Treatment with a single antimicrobial is sufficient for most infections. The indications for use of two or more antimicrobials are:

• To avoid the development of drug resistance, especially in chronic infections where many bacteria are present (hence the chance of a resistant mutant emerging is high), e.g. tuberculosis.

• To broaden the spectrum of antibacterial activity: (1) in a known mixed infection, e.g. peritonitis following gut perforation or (2) where the infecting organism cannot be predicted but treatment is essential before a diagnosis has been reached, e.g. septicaemia complicating neutropenia or severe community-acquired pneumonia; full doses of each drug are needed.

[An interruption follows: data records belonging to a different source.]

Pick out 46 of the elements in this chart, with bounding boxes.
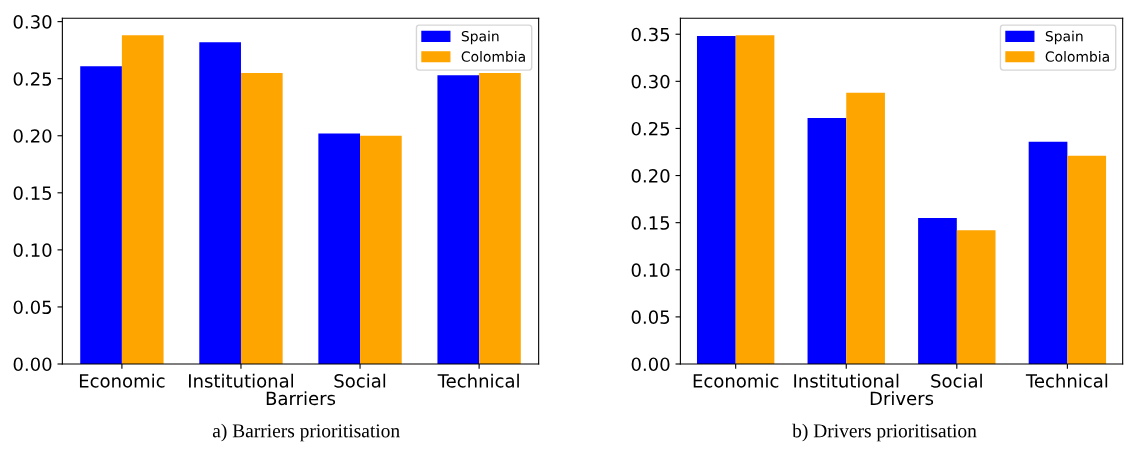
y-tick-label: 0.25 (631, 121, 670, 136)
y-tick-label: 0.05 (13, 300, 52, 315)
x-tick-label: Social (931, 373, 982, 388)
legend-label: Colombia (461, 51, 525, 62)
x-axis-title: Drivers (870, 391, 934, 406)
y-tick-label: 0.15 (13, 186, 52, 200)
y-tick-label: 0.10 (631, 263, 670, 277)
bar (437, 75, 480, 364)
bar (735, 35, 775, 364)
y-tick-label: 0.00 (631, 357, 670, 372)
x-axis-title: Barriers (266, 391, 336, 406)
bar (696, 36, 736, 364)
y-tick-label: 0.30 (13, 15, 52, 29)
bar (121, 35, 164, 364)
bar (918, 217, 957, 364)
bar (807, 118, 847, 364)
y-tick-label: 0.10 (13, 243, 52, 257)
text: b) Drivers prioritisation (792, 423, 977, 442)
x-tick-label: Institutional (794, 373, 899, 388)
bar (80, 66, 122, 364)
legend-label: Spain (1045, 30, 1083, 45)
y-tick-label: 0.20 (13, 129, 52, 143)
x-tick-label: Economic (79, 373, 165, 388)
bar (199, 42, 241, 364)
bar (318, 133, 361, 364)
legend-label: Colombia (1045, 51, 1109, 62)
x-tick-label: Technical (437, 373, 519, 388)
x-tick-label: Social (334, 373, 386, 388)
y-tick-label: 0.00 (13, 357, 52, 372)
bar (240, 72, 283, 364)
bar (360, 135, 402, 364)
y-tick-label: 0.30 (631, 74, 670, 89)
y-tick-label: 0.35 (631, 27, 670, 42)
bar (846, 92, 885, 364)
legend-label: Spain (461, 30, 499, 45)
y-tick-label: 0.15 (631, 216, 670, 230)
x-tick-label: Institutional (189, 373, 294, 388)
bar (1067, 155, 1107, 364)
y-tick-label: 0.25 (13, 72, 52, 86)
bar (1028, 141, 1068, 364)
text: a) Barriers prioritisation (212, 423, 400, 442)
x-tick-label: Technical (1025, 373, 1108, 388)
y-tick-label: 0.20 (631, 169, 670, 183)
bar (956, 230, 996, 364)
x-tick-label: Economic (693, 373, 779, 388)
y-tick-label: 0.05 (631, 310, 670, 324)
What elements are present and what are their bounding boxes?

• To obtain potentiation (or 'synergy'), i.e. an effect unobtainable with either drug alone, e.g. penicillin plus gentamicin for enterococcal endocarditis.

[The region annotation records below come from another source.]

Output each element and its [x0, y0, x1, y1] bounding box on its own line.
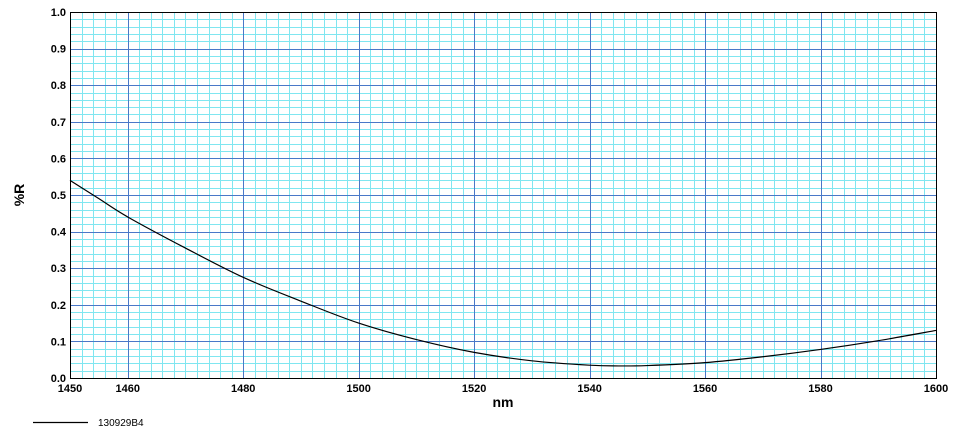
y-tick-label: 0.4 — [51, 227, 67, 239]
plot-frame — [70, 12, 937, 379]
x-tick-label: 1520 — [462, 383, 486, 395]
y-tick-label: 0.8 — [51, 80, 66, 92]
x-tick-label: 1580 — [808, 383, 832, 395]
x-tick-label: 1540 — [577, 383, 601, 395]
x-tick-label: 1450 — [58, 383, 82, 395]
series-layer — [69, 179, 937, 367]
x-tick-label: 1500 — [346, 383, 370, 395]
major-grid — [70, 12, 937, 379]
legend: 130929B4 — [33, 418, 144, 429]
series-line — [69, 179, 937, 367]
x-tick-label: 1600 — [924, 383, 948, 395]
y-tick-label: 0.1 — [51, 336, 66, 348]
x-tick-label: 1460 — [115, 383, 139, 395]
y-tick-label: 0.2 — [51, 300, 66, 312]
y-tick-label: 0.0 — [51, 373, 66, 385]
x-axis-label: nm — [493, 394, 514, 410]
y-axis-label: %R — [11, 184, 27, 207]
y-tick-label: 1.0 — [51, 7, 66, 19]
y-tick-label: 0.6 — [51, 153, 66, 165]
y-axis-ticks: 0.0 0.1 0.2 0.3 0.4 0.5 0.6 0.7 0.8 0.9 1.0 — [51, 7, 67, 385]
y-tick-label: 0.5 — [51, 190, 66, 202]
y-tick-label: 0.7 — [51, 117, 66, 129]
x-tick-label: 1560 — [693, 383, 717, 395]
y-tick-label: 0.9 — [51, 44, 66, 56]
x-axis-ticks: 1450 1460 1480 1500 1520 1540 1560 1580 1600 — [58, 383, 948, 395]
legend-label: 130929B4 — [98, 418, 144, 429]
y-tick-label: 0.3 — [51, 263, 66, 275]
x-tick-label: 1480 — [231, 383, 255, 395]
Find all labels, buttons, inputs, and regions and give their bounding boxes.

• To enable reduction of the dose of one component and hence reduce the risks of adverse drug reactions, e.g. flucytosine plus amphotericin B for Cryptococcus neoformans meningitis.

Selection of agents. A bacteriostatic drug, by reducing multiplication, may protect the organism from a bactericidal drug (see above, Antagonism). When a combination must be used blind, it is theoretically preferable to use two bacteriostatic or two bactericidal drugs, lest there be antagonism.